Он закрывается, как устрица. Вот, значит, до чего он дошел. Канул в безумие и больше не может отличить реальность от плода своего воображения. Есть ли смысл передавать ему инструкции Беатрис?
И всё же Лили-Анн так хочется во что-то верить, что она уже знает: банка с Лоумом останется на пляже, как он сказал. Всё равно в погружение Лоума с собой не взять. В доме, в гроте или где бы то ни было рыбка обречена.
– Ты видел Максанса?
– Ушел. В хижину.
– Ок.
Его виолончель еще здесь. Лили-Анн хочет отнести ее ему. Но прежде она садится поодаль от Гвенаэля с новыми кусками текста.
Ч – 8
Гвенаэль строчит с бешеной скоростью.
Чем дальше продвигается роман, тем больше он дробится на десятки точек зрения и моментальных кадров, подобных граням в глазах мухи. Это не случайность, что все персонажи отсечены от своего прошлого. И даже не просто необходимость, продиктованная сюжетом. Эта необходимость продиктована тем, что́ есть Гвен. Тем, чем он был. Тем, что он так отчаянно пытается подавить.
Ева,
Макс,
Зефир,
Ребенок.
И Лу-Анн.
Все они – Гвенаэль. И каждый – не совсем он.

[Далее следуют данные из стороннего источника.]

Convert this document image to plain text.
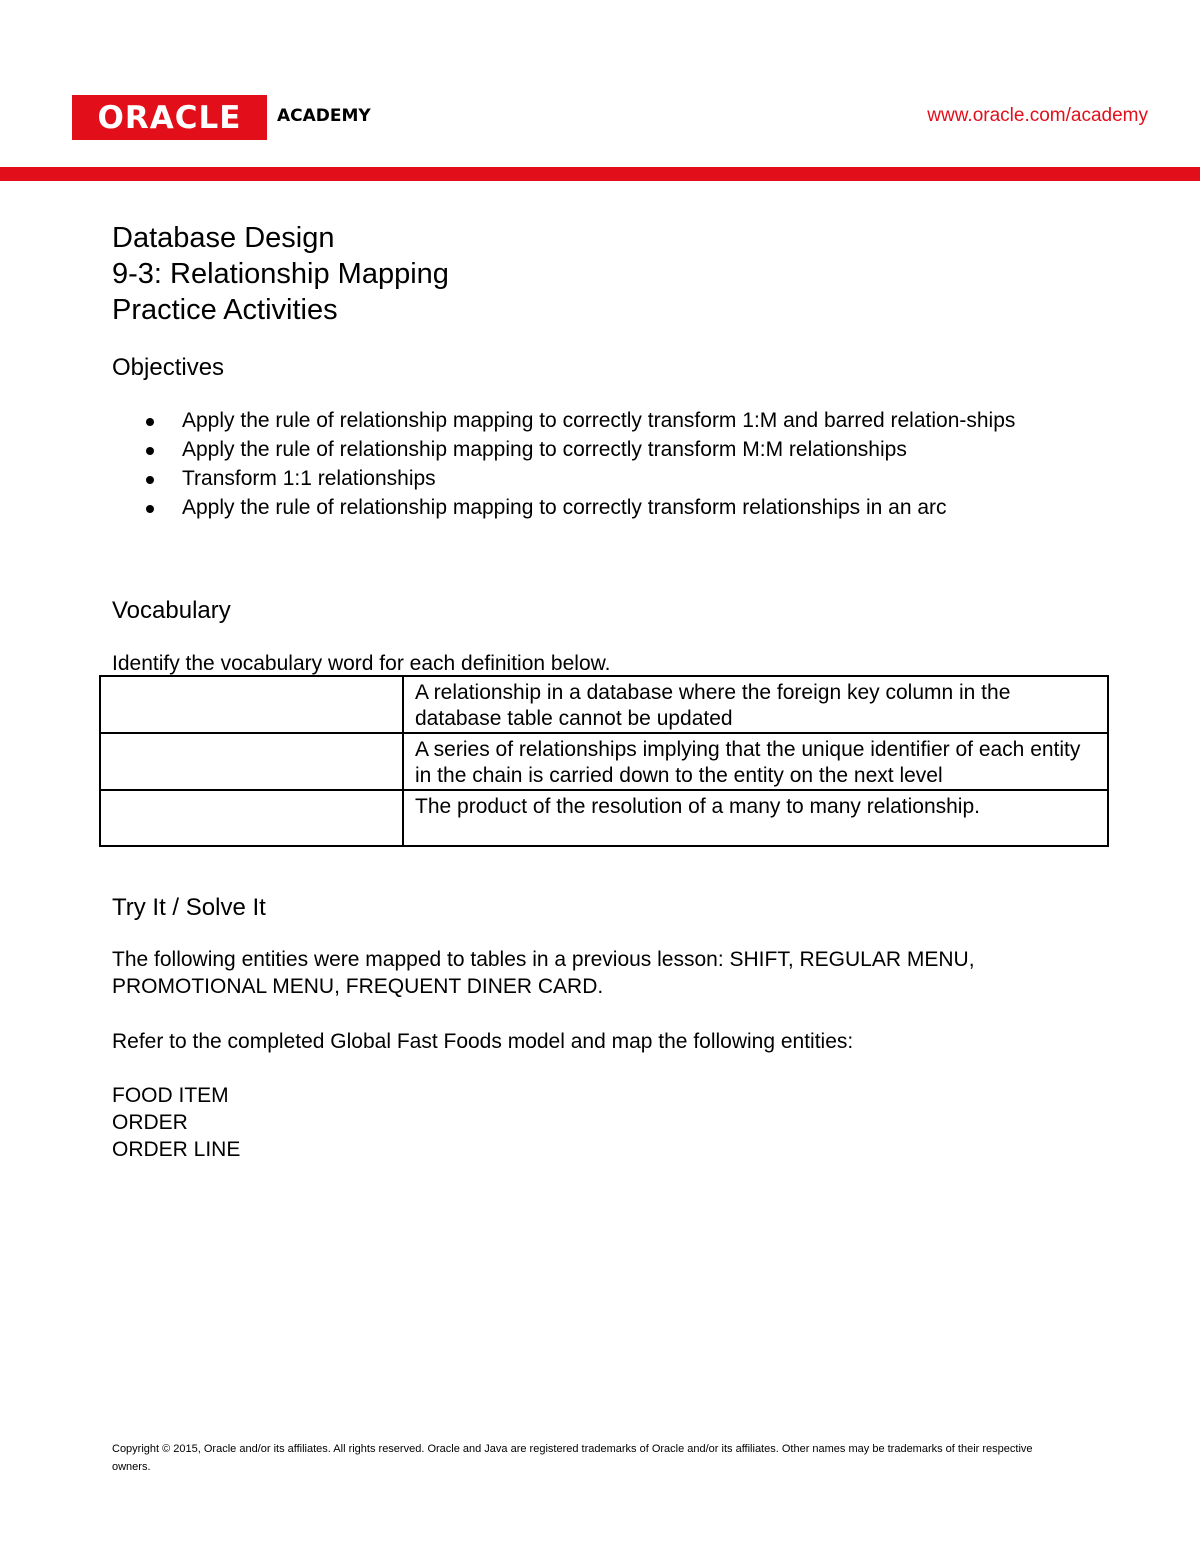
ORACLE ACADEMY	www.oracle.com/academy
Database Design
9-3: Relationship Mapping
Practice Activities
Objectives
Apply the rule of relationship mapping to correctly transform 1:M and barred relation-ships
Apply the rule of relationship mapping to correctly transform M:M relationships
Transform 1:1 relationships
Apply the rule of relationship mapping to correctly transform relationships in an arc
Vocabulary
Identify the vocabulary word for each definition below.
	A relationship in a database where the foreign key column in the database table cannot be updated
	A series of relationships implying that the unique identifier of each entity in the chain is carried down to the entity on the next level
	The product of the resolution of a many to many relationship.
Try It / Solve It
The following entities were mapped to tables in a previous lesson: SHIFT, REGULAR MENU, PROMOTIONAL MENU, FREQUENT DINER CARD.
Refer to the completed Global Fast Foods model and map the following entities:
FOOD ITEM
ORDER
ORDER LINE
Copyright © 2015, Oracle and/or its affiliates. All rights reserved. Oracle and Java are registered trademarks of Oracle and/or its affiliates. Other names may be trademarks of their respective owners.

Так же внезапно, как разразился смехом, Зефир замолкает. Лежа на нем, я вопросительно поднимаю брови.
– В чём дело?
Он не отвечает, но его лицо напрягается чуть сильней. Я беру его за подбородок, поворачиваю к себе. От боли, которую я вижу в его глазах, у меня разрывается сердце.
– В чём дело? Скажи мне…
Он перекатывается на бок, закинув руку мне за спину, не дает упасть. Смотрит на меня почти умоляюще и задирает футболку, открыв живот. У меня на миг темнеет в глазах, когда я понимаю, что рисунок татуировок изменился. Но мои вопросы улетучиваются, вытесненные потребностью пробежаться пальцами по этим линиям, как в первый раз, когда я увидела их. Это не реалистический рисунок. Скорее поэтическое собрание символов.
– Чудесно, – шепчу я.
Большие серые глаза Зефира, устремленные на меня, теперь бездонны.
– Откуда ты?
– Я тебе уже сказал. Всё, что помню, я тебе сказал. Я всё сказал тебе сейчас. Остальное…
Остального он не знает.
Ч – 7
Беатрис выходит из воды с Нинон, Браимом и Лорой; волны несколько раз сбивают их с ног. Баллоны тяжело давят на плечи, а валы на берег обрушиваются мощные. Она хватает Браима за руку, чтобы не потерять его. Густой туман сильно усложнил ей задачу, и теперь она не видит даже фигуры Валентина на пляже. Она зовет его.
– Сюда! – кричит он.
Браим и Нинон вытираются пляжными полотенцами. Валентин экипируется.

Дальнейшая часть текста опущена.